According to the docs under the Hateful Memes directory, I should be able to run

mmf_predict config=<REPLACE_WITH_BASELINE_CONFIG> \
  model=<REPLACE_WITH_MODEL_KEY> \
  dataset=hateful_memes \
  run_type=test \
  checkpoint.resume_zoo=<REPLACE_WITH_PRETRAINED_ZOO_KEY>

And output a reasonably perfomant csv for submission.

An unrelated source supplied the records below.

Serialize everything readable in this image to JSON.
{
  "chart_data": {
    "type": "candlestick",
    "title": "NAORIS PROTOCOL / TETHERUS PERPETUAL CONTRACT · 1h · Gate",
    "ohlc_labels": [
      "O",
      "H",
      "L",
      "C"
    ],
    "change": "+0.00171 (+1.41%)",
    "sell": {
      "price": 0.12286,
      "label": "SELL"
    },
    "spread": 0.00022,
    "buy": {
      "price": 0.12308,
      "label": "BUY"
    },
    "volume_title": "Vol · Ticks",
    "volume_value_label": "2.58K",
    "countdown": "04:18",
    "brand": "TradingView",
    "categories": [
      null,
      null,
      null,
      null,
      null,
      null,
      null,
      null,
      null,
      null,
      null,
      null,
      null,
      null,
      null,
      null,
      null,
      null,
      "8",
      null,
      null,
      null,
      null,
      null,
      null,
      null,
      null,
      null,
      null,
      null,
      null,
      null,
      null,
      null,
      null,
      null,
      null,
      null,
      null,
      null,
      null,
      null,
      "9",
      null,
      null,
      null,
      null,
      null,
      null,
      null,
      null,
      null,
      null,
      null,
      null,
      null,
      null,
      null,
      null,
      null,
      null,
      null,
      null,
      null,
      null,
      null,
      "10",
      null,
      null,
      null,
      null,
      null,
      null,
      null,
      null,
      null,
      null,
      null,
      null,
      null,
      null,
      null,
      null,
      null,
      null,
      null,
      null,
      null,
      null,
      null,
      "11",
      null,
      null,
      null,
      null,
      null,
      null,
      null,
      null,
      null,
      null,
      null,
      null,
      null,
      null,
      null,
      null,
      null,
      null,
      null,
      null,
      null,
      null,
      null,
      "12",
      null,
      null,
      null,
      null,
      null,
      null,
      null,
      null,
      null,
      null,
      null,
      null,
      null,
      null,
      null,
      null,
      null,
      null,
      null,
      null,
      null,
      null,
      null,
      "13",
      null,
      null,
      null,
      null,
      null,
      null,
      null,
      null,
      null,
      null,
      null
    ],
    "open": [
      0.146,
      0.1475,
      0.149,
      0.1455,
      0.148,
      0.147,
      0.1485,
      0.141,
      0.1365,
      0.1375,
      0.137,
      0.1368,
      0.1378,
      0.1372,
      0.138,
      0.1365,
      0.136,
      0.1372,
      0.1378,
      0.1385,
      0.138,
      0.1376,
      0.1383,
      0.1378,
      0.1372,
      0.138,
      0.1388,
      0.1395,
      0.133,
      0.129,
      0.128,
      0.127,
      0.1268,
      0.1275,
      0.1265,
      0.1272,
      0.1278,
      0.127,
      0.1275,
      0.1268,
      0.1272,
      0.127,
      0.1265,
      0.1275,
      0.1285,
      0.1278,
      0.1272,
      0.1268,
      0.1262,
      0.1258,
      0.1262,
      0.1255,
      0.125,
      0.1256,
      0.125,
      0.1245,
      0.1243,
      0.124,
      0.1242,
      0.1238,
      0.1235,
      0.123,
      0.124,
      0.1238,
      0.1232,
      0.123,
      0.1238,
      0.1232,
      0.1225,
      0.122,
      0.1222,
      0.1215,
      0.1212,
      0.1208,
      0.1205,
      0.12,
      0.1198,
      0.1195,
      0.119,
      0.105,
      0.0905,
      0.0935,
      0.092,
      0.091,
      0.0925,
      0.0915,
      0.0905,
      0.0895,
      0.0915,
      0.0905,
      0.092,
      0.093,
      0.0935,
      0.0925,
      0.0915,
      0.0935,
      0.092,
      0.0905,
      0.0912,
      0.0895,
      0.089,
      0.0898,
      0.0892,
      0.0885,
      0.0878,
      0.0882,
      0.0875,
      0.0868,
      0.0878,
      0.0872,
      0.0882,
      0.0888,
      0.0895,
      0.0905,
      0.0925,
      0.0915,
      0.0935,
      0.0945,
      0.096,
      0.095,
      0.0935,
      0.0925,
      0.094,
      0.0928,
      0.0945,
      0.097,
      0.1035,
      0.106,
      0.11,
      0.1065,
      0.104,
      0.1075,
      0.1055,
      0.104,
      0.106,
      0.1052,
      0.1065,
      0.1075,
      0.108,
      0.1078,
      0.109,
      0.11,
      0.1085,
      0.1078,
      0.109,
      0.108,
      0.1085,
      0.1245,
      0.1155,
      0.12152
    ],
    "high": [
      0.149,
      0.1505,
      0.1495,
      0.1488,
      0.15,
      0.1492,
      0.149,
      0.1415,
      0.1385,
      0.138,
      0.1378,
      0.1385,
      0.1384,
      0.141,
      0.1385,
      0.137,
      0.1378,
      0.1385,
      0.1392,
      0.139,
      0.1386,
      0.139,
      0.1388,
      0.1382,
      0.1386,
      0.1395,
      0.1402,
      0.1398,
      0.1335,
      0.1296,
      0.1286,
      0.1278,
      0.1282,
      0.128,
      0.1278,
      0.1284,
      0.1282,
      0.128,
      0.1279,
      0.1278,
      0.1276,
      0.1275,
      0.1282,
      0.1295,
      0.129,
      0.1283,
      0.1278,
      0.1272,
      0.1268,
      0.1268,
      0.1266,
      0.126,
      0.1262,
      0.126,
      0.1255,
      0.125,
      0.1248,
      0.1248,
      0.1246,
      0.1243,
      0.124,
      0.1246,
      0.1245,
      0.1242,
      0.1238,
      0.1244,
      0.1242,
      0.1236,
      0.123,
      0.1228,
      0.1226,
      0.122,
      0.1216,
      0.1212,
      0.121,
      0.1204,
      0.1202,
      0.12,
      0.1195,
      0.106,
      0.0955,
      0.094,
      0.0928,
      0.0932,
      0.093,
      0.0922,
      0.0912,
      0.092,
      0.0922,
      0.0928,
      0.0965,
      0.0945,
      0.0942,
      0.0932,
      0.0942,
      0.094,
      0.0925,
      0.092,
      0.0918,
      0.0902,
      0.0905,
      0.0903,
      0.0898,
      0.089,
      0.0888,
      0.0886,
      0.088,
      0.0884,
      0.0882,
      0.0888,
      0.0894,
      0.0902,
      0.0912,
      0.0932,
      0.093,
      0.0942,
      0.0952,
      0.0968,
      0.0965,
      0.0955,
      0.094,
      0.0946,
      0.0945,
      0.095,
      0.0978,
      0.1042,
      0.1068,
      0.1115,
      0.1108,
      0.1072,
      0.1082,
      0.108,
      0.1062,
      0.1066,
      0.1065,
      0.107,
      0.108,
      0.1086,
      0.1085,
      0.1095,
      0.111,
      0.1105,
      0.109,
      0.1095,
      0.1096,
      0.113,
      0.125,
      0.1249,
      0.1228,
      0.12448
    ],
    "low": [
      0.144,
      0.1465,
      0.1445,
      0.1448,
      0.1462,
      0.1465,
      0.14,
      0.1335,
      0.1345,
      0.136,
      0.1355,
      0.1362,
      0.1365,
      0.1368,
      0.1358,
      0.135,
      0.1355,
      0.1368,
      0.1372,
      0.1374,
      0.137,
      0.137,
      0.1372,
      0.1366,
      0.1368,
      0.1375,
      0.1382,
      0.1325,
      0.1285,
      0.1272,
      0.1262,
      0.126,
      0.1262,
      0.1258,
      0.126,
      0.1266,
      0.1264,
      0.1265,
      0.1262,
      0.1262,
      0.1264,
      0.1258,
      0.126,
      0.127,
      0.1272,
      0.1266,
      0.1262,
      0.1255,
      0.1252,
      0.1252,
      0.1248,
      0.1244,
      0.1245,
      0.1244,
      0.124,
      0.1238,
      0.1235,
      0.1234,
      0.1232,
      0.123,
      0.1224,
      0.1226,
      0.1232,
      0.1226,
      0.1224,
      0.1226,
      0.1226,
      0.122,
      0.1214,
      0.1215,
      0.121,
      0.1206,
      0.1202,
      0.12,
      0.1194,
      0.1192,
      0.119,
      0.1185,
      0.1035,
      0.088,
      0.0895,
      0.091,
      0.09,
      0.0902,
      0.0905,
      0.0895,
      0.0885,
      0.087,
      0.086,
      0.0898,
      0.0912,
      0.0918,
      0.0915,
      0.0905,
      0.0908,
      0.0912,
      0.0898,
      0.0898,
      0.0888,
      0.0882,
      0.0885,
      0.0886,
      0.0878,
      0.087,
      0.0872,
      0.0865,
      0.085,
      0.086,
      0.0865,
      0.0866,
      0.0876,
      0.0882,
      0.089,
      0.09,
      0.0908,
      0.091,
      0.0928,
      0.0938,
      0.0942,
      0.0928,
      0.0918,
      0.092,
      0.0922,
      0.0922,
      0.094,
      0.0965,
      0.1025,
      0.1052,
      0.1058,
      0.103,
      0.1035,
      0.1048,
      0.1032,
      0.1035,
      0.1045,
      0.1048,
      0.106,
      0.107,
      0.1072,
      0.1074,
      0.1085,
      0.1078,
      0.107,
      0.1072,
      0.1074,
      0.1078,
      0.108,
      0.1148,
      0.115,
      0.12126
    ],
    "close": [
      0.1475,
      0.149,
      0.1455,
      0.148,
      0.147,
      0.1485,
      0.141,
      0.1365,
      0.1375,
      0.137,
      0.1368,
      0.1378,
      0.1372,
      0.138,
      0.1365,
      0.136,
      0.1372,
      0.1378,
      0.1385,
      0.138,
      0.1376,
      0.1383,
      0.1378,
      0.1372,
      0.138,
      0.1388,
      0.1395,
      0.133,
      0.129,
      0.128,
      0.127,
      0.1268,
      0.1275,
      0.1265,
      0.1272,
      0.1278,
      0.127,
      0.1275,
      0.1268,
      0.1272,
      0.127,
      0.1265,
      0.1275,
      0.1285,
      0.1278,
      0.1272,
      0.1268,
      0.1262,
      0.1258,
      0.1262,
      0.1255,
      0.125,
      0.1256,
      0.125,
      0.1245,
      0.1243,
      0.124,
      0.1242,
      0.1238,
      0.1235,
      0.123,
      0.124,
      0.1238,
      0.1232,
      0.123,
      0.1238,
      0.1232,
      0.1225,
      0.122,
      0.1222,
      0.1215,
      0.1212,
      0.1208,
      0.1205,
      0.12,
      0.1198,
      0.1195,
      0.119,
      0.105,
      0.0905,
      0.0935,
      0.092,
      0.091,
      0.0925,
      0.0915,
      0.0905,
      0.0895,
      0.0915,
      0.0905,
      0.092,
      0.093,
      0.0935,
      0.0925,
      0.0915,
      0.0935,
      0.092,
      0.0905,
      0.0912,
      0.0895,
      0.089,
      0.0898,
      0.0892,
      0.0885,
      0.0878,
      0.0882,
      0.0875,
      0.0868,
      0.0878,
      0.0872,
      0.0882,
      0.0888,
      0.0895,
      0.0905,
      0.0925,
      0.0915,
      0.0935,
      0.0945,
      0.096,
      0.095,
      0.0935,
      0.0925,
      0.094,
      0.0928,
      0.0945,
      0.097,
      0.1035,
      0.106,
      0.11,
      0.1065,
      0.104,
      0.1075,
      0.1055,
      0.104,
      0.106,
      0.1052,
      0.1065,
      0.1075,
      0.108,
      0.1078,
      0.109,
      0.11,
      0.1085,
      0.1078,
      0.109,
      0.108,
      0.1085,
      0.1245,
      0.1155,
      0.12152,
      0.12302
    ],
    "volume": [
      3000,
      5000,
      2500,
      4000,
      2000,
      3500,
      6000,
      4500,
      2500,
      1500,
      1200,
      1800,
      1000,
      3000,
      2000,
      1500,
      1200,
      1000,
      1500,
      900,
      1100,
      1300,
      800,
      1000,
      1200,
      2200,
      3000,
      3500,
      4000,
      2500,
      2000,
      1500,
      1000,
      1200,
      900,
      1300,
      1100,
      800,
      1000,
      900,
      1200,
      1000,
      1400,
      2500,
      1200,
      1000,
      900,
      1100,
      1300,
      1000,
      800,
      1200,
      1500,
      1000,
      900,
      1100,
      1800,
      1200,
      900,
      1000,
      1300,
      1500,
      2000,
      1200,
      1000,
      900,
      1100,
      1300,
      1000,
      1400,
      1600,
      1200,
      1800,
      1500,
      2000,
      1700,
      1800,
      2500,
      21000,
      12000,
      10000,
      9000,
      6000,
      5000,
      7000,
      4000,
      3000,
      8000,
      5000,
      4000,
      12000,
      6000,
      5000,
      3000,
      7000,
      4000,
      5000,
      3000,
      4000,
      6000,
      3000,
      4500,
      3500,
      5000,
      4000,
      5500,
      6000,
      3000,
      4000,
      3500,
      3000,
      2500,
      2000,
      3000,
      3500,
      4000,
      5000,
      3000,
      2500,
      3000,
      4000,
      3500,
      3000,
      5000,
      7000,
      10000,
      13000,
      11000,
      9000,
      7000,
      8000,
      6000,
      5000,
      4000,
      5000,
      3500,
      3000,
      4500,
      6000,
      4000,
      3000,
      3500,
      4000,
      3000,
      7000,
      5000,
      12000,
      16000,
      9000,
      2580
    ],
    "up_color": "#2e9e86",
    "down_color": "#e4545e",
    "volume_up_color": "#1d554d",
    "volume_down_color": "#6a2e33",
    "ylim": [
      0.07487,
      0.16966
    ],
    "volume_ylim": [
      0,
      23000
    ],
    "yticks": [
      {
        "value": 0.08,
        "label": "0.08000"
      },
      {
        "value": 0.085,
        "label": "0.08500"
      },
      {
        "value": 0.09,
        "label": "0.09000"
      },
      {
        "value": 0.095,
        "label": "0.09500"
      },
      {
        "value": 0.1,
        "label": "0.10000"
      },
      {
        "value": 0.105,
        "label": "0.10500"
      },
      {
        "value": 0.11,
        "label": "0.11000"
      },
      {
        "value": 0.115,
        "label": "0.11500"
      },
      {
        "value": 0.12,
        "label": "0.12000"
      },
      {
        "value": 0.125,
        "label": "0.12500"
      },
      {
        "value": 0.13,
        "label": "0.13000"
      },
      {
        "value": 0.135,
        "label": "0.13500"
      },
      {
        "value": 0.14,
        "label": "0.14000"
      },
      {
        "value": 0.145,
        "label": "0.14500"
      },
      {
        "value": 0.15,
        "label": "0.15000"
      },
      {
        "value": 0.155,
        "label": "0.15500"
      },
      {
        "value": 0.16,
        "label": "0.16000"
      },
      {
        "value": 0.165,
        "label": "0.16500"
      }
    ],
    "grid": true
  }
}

Specifically, we are running the Visual Bert baselines with

mmf_predict config=projects/hateful_memes/configs/visual_bert/defaults.yaml
  model=visual_bert \
  dataset=hateful_memes \
  run_type=test \
  checkpoint.resume_zoo=visual_bert.finetuned.hateful_memes.from_coco

, since it seems like running with the from_pretrained flag on when using from_coco.yaml was only meant for training (inferring with that config gave variable predictions).

Running the mmf_run variant of the above command on validation gives a good AUROC (0.73 ish). However, when we submit the test csv we've been getting AUROC scores on the order of ~0.3.., which seems rather odd. Is this designated behavior? Are we not using the right configs here? We've also tried training our own models from the from_coco.yaml as a starting point, but are also encountering low AUROC test scores despite high val scores. Highly suspecting that something weird is going on with the inference flow, but by inspection nothing seems to be clearly incorrect...

vedanuj commented 4 years ago

Thanks @josephch405 for raising this issue. This should be fixed now. Please try installing mmf from latest master and try it out.